How often do you delay or postpone your work despite knowing the deadlines and consequences? Or push your assignments to the last minute to do other comforting activities, even though you are very well aware that at the end of the day the work starts piling up. If you have fallen prey to the traps of procrastination, we have some tips for you that can help you come out of this habit.
According to a study, procrastination affects approximately one-fifth of the adult population and half of the student population. Joseph Ferrari, a professor of psychology, found that 20% of people may be chronic procrastinators.
Why do students procrastinate?
The reason for procrastination is different for every person depending on the work that they are doing. For students, these are some of the contributing factors:
- Overwhelm – Sometimes students feel overwhelmed due to their priorities or tasks and not find enough time to complete them in a day.
- Fear of failure – The fear of not being able to meet the expectations or fear of academic failure pushes students to procrastinate a lot.
- Lack of concentration – Some students are unable to concentrate and they easily get distracted or lose their focus.
- Difficulty in understanding – Many a times a task seems so difficult that students engage in procrastination and instead do something irrelevant at that time.
- Lack of motivation – Students just want to get rid of unpleasant tasks because they are not motivating enough. They would instead scroll through their phones and put their work off until it’s closer to the deadline.
Effects of procrastination
- Students end up with piled up work and waste their precious time that could have been utilised productively.
- Chronic procrastinator are not able to meet their goals and end up regretting later.
- Frequent procrastination puts an extra burden on the student causing excessive stress and anxiety.
- Procrastination is one of the biggest causes of poor academic achievements as students work below their potential and end up getting lower grades.
Tips to avoid procrastination
1. Identify the cause
If you want to find a solution to any problem, first identify its root cause. There might be several reasons why you procrastinate. You might be not interested in a particular subject, tired of multitasking, or reeling under the fear of failure. Everyone has different reasons; however, you need to identify your reason to figure out an adequate solution or ask for help from a parent or teacher.
2. Eliminate distractions
Distractions that pull your maximum attention like social media, online games, tv series, etc can put you behind on your academics.
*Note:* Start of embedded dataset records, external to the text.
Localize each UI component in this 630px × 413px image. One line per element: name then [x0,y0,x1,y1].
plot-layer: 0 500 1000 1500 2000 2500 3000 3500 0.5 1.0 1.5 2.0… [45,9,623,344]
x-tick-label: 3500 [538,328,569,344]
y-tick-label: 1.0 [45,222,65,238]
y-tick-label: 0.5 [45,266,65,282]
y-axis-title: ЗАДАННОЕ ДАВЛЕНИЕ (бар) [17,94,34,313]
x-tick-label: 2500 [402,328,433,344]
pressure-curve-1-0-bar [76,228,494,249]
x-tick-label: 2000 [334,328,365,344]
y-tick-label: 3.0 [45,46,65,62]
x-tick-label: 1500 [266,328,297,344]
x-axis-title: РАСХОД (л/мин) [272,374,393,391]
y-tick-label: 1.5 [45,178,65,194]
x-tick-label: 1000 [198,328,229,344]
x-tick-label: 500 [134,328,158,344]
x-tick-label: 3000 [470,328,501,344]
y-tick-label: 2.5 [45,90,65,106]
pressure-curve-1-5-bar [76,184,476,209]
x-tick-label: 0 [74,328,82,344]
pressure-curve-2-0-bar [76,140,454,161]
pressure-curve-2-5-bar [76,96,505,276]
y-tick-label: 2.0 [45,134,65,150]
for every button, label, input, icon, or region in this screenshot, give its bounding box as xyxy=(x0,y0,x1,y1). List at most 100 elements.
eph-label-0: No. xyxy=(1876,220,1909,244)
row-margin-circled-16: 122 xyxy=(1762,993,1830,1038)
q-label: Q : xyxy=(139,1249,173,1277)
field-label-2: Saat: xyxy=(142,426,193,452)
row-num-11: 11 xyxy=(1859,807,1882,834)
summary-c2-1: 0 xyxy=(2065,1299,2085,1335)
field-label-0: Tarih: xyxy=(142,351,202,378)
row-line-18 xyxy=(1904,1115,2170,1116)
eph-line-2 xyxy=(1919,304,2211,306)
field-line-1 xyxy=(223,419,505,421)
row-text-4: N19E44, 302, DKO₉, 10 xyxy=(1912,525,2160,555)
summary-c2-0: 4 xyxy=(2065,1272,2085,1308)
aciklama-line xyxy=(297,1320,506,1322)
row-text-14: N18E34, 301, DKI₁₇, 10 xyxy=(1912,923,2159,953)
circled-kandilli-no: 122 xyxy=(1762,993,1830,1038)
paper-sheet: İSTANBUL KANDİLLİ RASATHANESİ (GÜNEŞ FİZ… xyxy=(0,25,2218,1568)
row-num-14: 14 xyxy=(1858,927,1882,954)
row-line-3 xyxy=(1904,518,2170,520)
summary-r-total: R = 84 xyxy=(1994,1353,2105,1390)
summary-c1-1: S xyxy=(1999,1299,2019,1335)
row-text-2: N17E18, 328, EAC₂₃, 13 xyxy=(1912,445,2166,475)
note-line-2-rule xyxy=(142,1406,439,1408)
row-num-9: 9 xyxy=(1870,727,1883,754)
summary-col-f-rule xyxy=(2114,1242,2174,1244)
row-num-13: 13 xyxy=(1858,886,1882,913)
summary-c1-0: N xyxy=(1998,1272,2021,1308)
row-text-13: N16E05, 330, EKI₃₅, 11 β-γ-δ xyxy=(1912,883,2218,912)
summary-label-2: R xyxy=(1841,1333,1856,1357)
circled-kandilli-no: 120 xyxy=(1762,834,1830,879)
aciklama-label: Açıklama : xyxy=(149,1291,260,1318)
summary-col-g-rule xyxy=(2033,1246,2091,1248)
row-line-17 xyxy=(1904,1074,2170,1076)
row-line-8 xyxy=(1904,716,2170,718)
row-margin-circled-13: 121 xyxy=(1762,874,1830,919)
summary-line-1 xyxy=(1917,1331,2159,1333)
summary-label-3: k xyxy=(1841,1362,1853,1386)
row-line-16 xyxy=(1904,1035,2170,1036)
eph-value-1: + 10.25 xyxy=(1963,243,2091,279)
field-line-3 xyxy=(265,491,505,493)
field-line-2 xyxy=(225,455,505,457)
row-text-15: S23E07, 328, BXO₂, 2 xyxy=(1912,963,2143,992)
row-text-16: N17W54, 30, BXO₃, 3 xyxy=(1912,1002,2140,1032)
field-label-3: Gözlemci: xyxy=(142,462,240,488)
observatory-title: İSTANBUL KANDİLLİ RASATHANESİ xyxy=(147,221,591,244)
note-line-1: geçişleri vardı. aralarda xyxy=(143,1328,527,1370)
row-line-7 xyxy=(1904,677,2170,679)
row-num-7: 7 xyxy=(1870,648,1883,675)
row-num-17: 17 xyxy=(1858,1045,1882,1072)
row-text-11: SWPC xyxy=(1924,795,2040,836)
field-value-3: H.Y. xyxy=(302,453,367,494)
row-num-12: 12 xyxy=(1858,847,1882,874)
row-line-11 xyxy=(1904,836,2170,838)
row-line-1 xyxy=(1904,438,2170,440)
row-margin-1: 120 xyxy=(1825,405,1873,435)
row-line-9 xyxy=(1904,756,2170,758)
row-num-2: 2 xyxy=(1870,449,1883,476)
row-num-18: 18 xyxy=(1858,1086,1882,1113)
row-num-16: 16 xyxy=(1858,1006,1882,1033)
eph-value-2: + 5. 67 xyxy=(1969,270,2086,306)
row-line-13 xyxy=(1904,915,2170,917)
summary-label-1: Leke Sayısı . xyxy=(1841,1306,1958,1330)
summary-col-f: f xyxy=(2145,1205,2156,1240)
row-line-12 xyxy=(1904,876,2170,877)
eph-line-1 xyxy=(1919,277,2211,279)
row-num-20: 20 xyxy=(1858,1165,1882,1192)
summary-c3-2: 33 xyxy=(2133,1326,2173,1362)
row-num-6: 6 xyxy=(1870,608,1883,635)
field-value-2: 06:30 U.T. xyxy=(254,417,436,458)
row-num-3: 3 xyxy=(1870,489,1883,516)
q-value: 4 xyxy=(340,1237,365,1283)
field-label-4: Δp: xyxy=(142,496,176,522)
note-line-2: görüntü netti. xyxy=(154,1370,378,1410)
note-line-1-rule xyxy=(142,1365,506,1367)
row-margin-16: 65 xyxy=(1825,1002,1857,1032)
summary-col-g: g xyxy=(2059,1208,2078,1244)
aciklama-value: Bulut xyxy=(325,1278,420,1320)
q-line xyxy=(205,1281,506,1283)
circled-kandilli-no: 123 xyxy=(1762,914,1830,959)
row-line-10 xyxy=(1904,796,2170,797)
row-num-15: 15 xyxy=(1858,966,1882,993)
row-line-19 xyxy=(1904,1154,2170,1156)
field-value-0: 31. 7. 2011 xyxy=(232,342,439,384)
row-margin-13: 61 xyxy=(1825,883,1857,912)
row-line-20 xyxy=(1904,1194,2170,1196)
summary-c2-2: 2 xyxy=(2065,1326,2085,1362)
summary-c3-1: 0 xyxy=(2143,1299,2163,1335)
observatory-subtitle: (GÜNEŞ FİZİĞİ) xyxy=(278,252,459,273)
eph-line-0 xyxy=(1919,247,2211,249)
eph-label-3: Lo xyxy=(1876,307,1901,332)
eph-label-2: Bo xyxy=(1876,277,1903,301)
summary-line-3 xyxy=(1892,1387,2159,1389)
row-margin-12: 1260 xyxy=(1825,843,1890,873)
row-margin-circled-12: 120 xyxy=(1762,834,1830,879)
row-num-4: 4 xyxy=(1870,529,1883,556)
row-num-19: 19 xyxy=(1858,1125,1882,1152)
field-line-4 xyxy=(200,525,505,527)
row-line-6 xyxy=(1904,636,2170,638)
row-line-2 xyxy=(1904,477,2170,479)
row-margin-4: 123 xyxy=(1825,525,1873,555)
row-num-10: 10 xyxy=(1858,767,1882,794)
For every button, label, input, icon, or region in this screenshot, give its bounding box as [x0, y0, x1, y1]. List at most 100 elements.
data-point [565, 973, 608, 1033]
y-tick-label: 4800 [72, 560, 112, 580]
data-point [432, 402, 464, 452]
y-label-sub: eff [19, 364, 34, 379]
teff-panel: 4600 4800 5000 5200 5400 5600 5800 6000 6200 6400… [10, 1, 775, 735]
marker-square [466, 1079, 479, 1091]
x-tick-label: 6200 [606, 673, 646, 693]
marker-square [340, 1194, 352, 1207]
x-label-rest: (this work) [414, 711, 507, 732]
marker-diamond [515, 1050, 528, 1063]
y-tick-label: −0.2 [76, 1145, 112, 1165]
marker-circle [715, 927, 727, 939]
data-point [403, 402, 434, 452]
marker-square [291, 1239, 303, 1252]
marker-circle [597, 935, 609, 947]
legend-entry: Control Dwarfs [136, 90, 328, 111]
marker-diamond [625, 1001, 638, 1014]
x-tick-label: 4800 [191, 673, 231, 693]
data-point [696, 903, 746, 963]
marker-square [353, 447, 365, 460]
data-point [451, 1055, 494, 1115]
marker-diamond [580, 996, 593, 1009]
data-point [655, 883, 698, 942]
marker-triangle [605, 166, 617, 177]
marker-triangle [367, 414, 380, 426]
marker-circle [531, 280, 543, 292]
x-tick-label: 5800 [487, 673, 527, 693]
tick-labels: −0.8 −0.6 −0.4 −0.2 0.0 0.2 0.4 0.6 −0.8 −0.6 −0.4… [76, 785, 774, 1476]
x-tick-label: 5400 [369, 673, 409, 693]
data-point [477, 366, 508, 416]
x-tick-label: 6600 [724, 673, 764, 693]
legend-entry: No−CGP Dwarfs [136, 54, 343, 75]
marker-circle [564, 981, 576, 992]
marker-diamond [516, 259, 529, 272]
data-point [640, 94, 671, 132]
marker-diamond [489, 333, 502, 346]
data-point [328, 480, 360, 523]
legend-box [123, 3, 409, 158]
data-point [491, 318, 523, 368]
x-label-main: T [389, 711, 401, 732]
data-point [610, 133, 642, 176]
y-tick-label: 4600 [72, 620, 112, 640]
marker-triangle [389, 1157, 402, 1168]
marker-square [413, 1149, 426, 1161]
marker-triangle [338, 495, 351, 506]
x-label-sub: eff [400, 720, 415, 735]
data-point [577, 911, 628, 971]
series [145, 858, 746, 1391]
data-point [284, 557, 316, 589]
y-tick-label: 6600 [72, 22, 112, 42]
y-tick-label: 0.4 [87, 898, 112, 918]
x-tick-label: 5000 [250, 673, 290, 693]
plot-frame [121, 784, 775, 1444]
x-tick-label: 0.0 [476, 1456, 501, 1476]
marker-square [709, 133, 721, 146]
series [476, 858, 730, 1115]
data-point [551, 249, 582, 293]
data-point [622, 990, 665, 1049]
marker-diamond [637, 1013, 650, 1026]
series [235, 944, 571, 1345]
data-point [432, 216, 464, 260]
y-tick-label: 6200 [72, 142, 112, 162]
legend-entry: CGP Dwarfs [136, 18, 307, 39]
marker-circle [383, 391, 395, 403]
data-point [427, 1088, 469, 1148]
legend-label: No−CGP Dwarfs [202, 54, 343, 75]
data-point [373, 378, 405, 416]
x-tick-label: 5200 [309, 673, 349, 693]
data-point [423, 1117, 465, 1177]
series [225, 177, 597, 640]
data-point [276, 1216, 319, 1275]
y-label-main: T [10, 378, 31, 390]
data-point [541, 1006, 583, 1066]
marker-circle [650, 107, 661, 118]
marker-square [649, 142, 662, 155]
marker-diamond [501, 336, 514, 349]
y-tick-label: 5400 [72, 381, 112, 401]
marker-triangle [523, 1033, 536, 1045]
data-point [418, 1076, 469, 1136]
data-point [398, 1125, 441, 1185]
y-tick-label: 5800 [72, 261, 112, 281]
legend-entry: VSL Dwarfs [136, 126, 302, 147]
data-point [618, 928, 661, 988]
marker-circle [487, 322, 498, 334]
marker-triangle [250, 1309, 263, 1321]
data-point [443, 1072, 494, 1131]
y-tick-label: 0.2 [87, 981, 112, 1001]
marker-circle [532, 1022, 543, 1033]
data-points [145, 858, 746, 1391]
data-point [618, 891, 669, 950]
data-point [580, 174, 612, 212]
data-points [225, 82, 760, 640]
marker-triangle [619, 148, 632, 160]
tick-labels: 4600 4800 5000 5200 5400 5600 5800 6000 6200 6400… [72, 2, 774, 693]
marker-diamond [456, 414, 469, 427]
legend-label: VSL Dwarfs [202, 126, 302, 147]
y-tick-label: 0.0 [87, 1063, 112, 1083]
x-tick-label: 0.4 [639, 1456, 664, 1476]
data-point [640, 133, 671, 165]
Try turning off your notifications or putting your phone away while studying. Use a separate study space to minimize any other kind of distraction.
3. Reward yourself and take breaks
Rewarding yourself with small treats is a great way to stay motivated. You can try giving yourself 10 minutes of break for social media after finishing a chapter. This will put your wandering mind to work and make you more focused.
4. Use Pomodoro technique
Pomodoro technique, practiced by most college going students, is an effective way of staying focused. The 25-minutes study and 5-minutes break routine can give you enough time to recuperate with the study stress and help you feel fresh before the next session.
5. Divide one big task into several small tasks
If something seems like a Herculean task, you might try breaking it into smaller chunks and then gain your momentum. This will prevent you from feeling overwhelmed and save you from the last-minute rush.
6. Setup a routine and a deadline
Creating a clear cut schedule can help you manage time and finish your tasks early. Set up a proper timeline for every day and add small portions of break in between to keep the schedule balanced. You can also set up a routine where you finish the difficult chapters/assignments first to keep your favorite tasks for later as a motivation.
7. Get organized
Using planners is a great way to create your daily routines and timetables. Digital Planners like the ones provided in the Noteshelf app can help you keep track of your daily tasks. You can even keep your school work/notebooks organized in Noteshelf and avoid unnecessary clutter.
We often assume that procrastination is an innocuous habit with no major repercussions. However, studies show that perpetual procrastination may exacerbate the productivity issue for students and can lead to stress and anxiety. So, commit to overcome this habit today and start with small steps, you will notice the transformation eventually.
We hope these tips will help you overcome the urge to procrastinate. Remember, success comes from taking small steps in the right direction.